One in six of us in England and Wales was born overseas, the latest census data has revealed, taking the foreign-born population from 2.5 million to ten million in a decade.

London has the biggest proportion of migrants, with four in ten born abroad, and in some of the capital’s boroughs, more than half the residents are migrants.

The release of this information coincides with a new political storm over how Britain handles immigration, and, inevitably, the “surge” of migrants is seen as a failure to take back control of our borders.

We look at immigration in terms of housing shortages, overcrowded classrooms, oversubscribed health services and a lack of social cohesion.

The focus now is on illegal immigration, asylum seekers in cross-Channel flotillas, inadequate detention centres and daft deportation schemes.

In this context, “immigrant” is a loaded word, but while it obviously means different things to different immigrants, we all probably have a few things in common, including cause to celebrate.

I say “we” because I am one of the ten million born overseas – in South Africa, which was tenth in the top non-UK countries of birth in 2021. Heading the list is India, with Poland and Pakistan at two and three, and Romanian arrivals leaping to fourth place.

There was nothing about my introduction to Britain that compares with the plight of today’s desperate refugees or illegal immigrants. 

My family disembarked from a Union-Castle ocean liner at Southampton docks after an eleven-day voyage from Cape Town, and headed to a London hotel. 

This was back in the Sixties and I was just three, so my memories are inexact, but I recall the incomer’s surprise at the little anomalies. 

The ice cream, for instance, didn’t taste like ice cream as I knew it. And in England we had television, then still banned in South Africa because the Nationalist government feared it would “have to import films showing race mixing, and advertising would make (non-white) Africans dissatisfied with their lot”, as Albert Hertzog, the Minister for Posts and Telegraphs, put it at the time.

And, of course, England was cold compared to South Africa, and a few months after we arrived and had settled into our first flat, it snowed, another first for us.

My father, born in what was then Northern Rhodesia, a British protectorate before independence, was eligible for British citizenship and was able to secure a job and (temporary) home for us before emigrating.

We had none of the worries of the migrants who flee in the night, or risk their lives to get to Britain, or land here with no belongings. While we had to pack up and sell much of what we owned, some crates of the family furniture, crockery, books and clothes eventually turned up in London.

But we shared with other waves of migration, both planned and unplanned, two fundamental goals: to escape our circumstances at home and to seek a better life in Britain.

In our case, it was the apartheid regime that laid the grounds for our departure. My father, who was chairman of the Cape Town Liberal Party, became the first Liberal to be banned under the infamous Suppression of Communism Act, devised to quell opposition to white minority rule, particularly by the African National Congress.

Although his banning orders didn’t stop him from living or working in South Africa, they severely curtailed his freedom. 

He was effectively silenced as he couldn’t be quoted in the press, and social gatherings of more than two people were banned, as was travelling any distance, in an early, more sinister, precursor to lockdown.

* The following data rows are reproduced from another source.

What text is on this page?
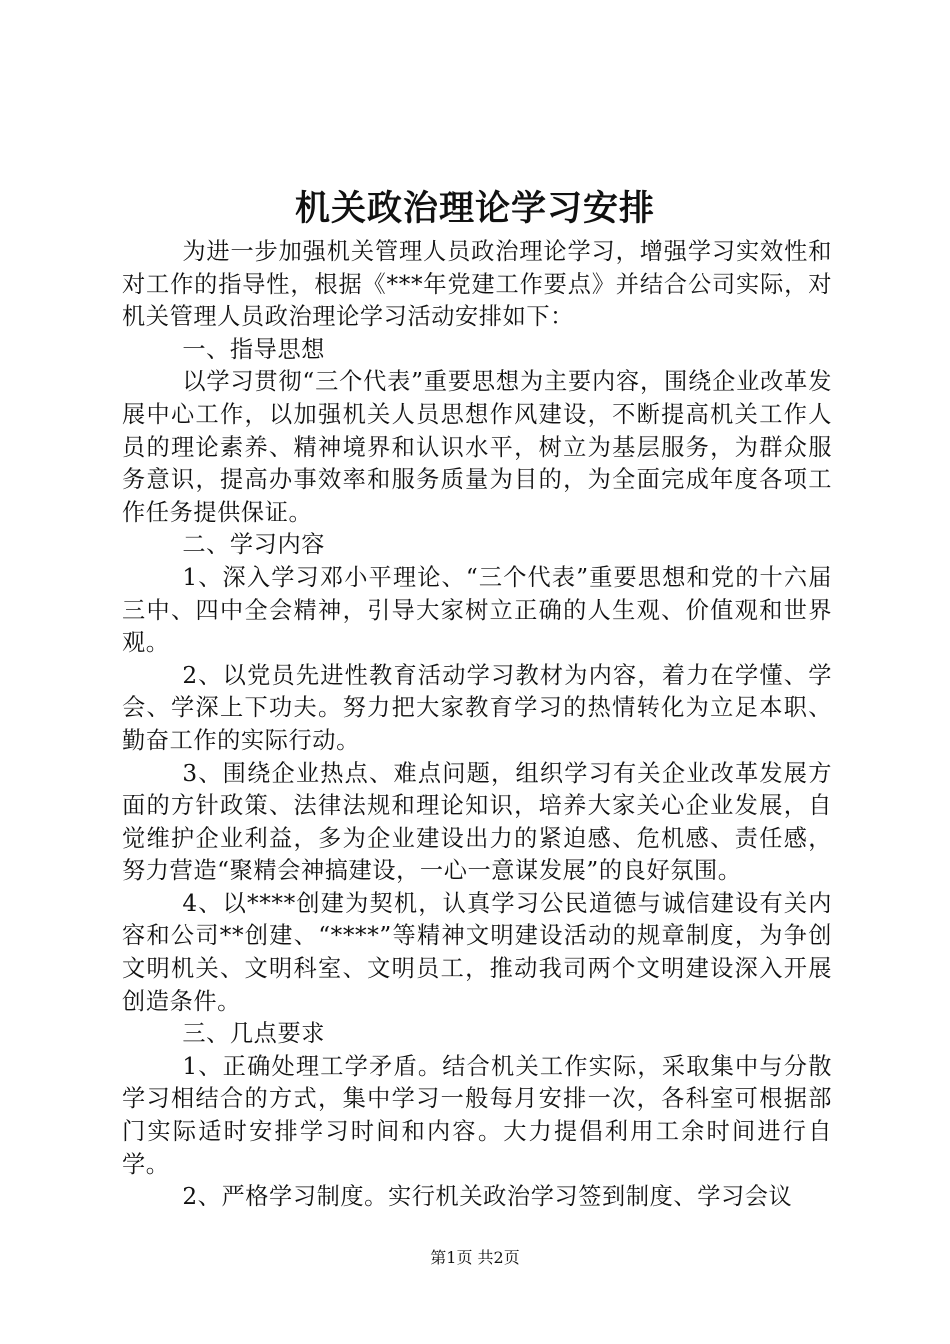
机关政治理论学习安排

为进一步加强机关管理人员政治理论学习，增强学习实效性和对工作的指导性，根据《***年党建工作要点》并结合公司实际，对机关管理人员政治理论学习活动安排如下：

一、指导思想

以学习贯彻“三个代表”重要思想为主要内容，围绕企业改革发展中心工作，以加强机关人员思想作风建设，不断提高机关工作人员的理论素养、精神境界和认识水平，树立为基层服务，为群众服务意识，提高办事效率和服务质量为目的，为全面完成年度各项工作任务提供保证。

二、学习内容

1、深入学习邓小平理论、“三个代表”重要思想和党的十六届三中、四中全会精神，引导大家树立正确的人生观、价值观和世界观。

2、以党员先进性教育活动学习教材为内容，着力在学懂、学会、学深上下功夫。努力把大家教育学习的热情转化为立足本职、勤奋工作的实际行动。

3、围绕企业热点、难点问题，组织学习有关企业改革发展方面的方针政策、法律法规和理论知识，培养大家关心企业发展，自觉维护企业利益，多为企业建设出力的紧迫感、危机感、责任感，努力营造“聚精会神搞建设，一心一意谋发展”的良好氛围。

4、以****创建为契机，认真学习公民道德与诚信建设有关内容和公司**创建、“****”等精神文明建设活动的规章制度，为争创文明机关、文明科室、文明员工，推动我司两个文明建设深入开展创造条件。

三、几点要求

1、正确处理工学矛盾。结合机关工作实际，采取集中与分散学习相结合的方式，集中学习一般每月安排一次，各科室可根据部门实际适时安排学习时间和内容。大力提倡利用工余时间进行自学。

2、严格学习制度。实行机关政治学习签到制度、学习会议

第1页 共2页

Worse, our house was constantly watched and sometimes raided by the security police, who showed up in the small hours, hunting for subversive literature or incriminating documents.

The final straw was a bullet through a bedroom window that narrowly missed my brother’s cot, a warning shot from a Nationalist fanatic. 

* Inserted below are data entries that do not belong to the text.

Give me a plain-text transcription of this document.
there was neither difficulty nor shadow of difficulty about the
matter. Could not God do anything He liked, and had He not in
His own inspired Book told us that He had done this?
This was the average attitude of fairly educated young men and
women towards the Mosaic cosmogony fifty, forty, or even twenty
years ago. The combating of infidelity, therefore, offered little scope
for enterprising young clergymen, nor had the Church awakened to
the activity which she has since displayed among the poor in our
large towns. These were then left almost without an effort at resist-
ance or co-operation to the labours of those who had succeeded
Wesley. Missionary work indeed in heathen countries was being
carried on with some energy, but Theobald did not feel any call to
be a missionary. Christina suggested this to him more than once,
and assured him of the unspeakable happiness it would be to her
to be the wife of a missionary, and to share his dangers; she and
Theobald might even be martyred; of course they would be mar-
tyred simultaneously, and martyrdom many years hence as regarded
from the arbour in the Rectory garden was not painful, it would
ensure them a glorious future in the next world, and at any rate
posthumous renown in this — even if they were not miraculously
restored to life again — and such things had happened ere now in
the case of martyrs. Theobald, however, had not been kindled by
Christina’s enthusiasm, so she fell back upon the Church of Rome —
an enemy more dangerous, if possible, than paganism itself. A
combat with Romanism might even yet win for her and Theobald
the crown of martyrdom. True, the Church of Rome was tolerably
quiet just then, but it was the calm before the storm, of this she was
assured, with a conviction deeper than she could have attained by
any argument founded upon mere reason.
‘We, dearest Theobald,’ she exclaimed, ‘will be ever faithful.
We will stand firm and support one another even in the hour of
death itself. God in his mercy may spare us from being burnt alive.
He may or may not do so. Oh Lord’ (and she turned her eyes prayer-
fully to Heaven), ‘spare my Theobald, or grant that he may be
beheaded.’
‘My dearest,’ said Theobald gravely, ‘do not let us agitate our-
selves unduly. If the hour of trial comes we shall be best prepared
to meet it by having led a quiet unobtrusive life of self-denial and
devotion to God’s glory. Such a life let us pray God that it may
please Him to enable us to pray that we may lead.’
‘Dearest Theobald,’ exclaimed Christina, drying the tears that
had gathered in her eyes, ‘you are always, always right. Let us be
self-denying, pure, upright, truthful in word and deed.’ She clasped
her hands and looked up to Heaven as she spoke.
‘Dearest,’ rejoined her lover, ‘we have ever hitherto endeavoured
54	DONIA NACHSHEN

With his one-way exit permit and his British passport, my father, as a political exile, brought his young family to these shores for greater safety and a more stable future.

The mayor of an Albanian town, Has, that has seen most of its men emigrate to Britain, told the Daily Mail of his pride in this country and its institutions. The town organised an official day of mourning following the Queen’s death because “she gave them the opportunity to find work and build a new life from nothing”.

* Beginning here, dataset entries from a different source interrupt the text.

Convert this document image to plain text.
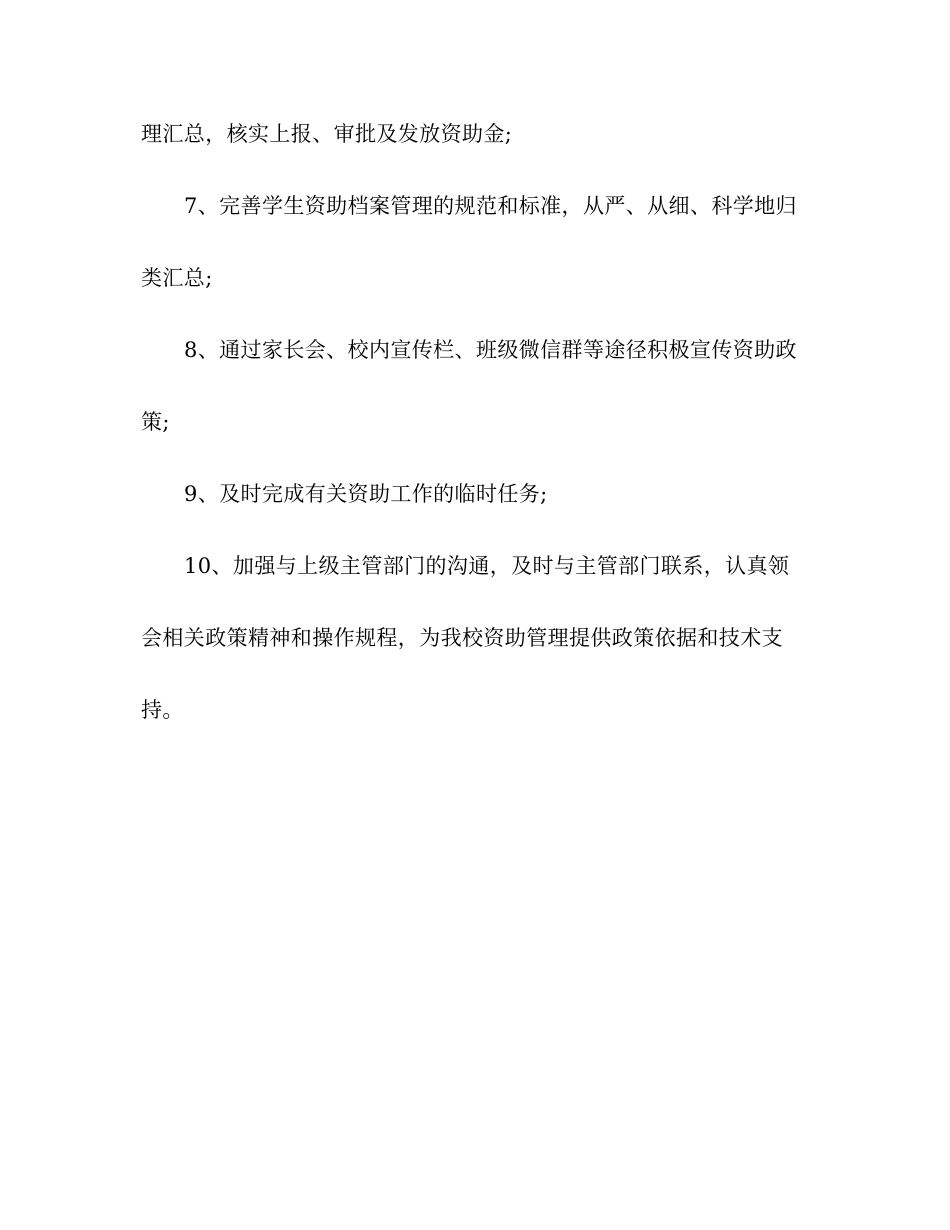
理汇总，核实上报、审批及发放资助金;
7、完善学生资助档案管理的规范和标准，从严、从细、科学地归
类汇总;
8、通过家长会、校内宣传栏、班级微信群等途径积极宣传资助政
策;
9、及时完成有关资助工作的临时任务;
10、加强与上级主管部门的沟通，及时与主管部门联系，认真领
会相关政策精神和操作规程，为我校资助管理提供政策依据和技术支
持。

The mayor’s patriotism for another nation struck a chord and I had a flashback to my father dragging visitors around Windsor Castle, near where we lived, imparting his incredible knowledge of the history of his adopted country.

While the current migration crisis stirs voter fury, in some quarters at least, Britain remains largely hospitable towards outsiders. 

We have had a recent reminder of the sanctuary we offer in relation to other European nations, with an Indian prime minister and three of the four great offices of state occupied by ethnic minorities. For good reason, the UK has been dubbed the world’s best melting pot.

Even though I was assimilated very young into British culture, and anyway was born into a half British family, I still can’t read the word “immigrant” without contemplating what could have been.

In leaving the land of my birth I missed what other migrants miss: grandparents and extended family; a wider network of contacts growing up; familial traditions that root you to a place.

But I gained so much more. Instead of being the product of a pariah state, my father an outlaw, my sister, brother and I were raised as British children, with all the prospects that brought. I am forever grateful in a way only an immigrant can be.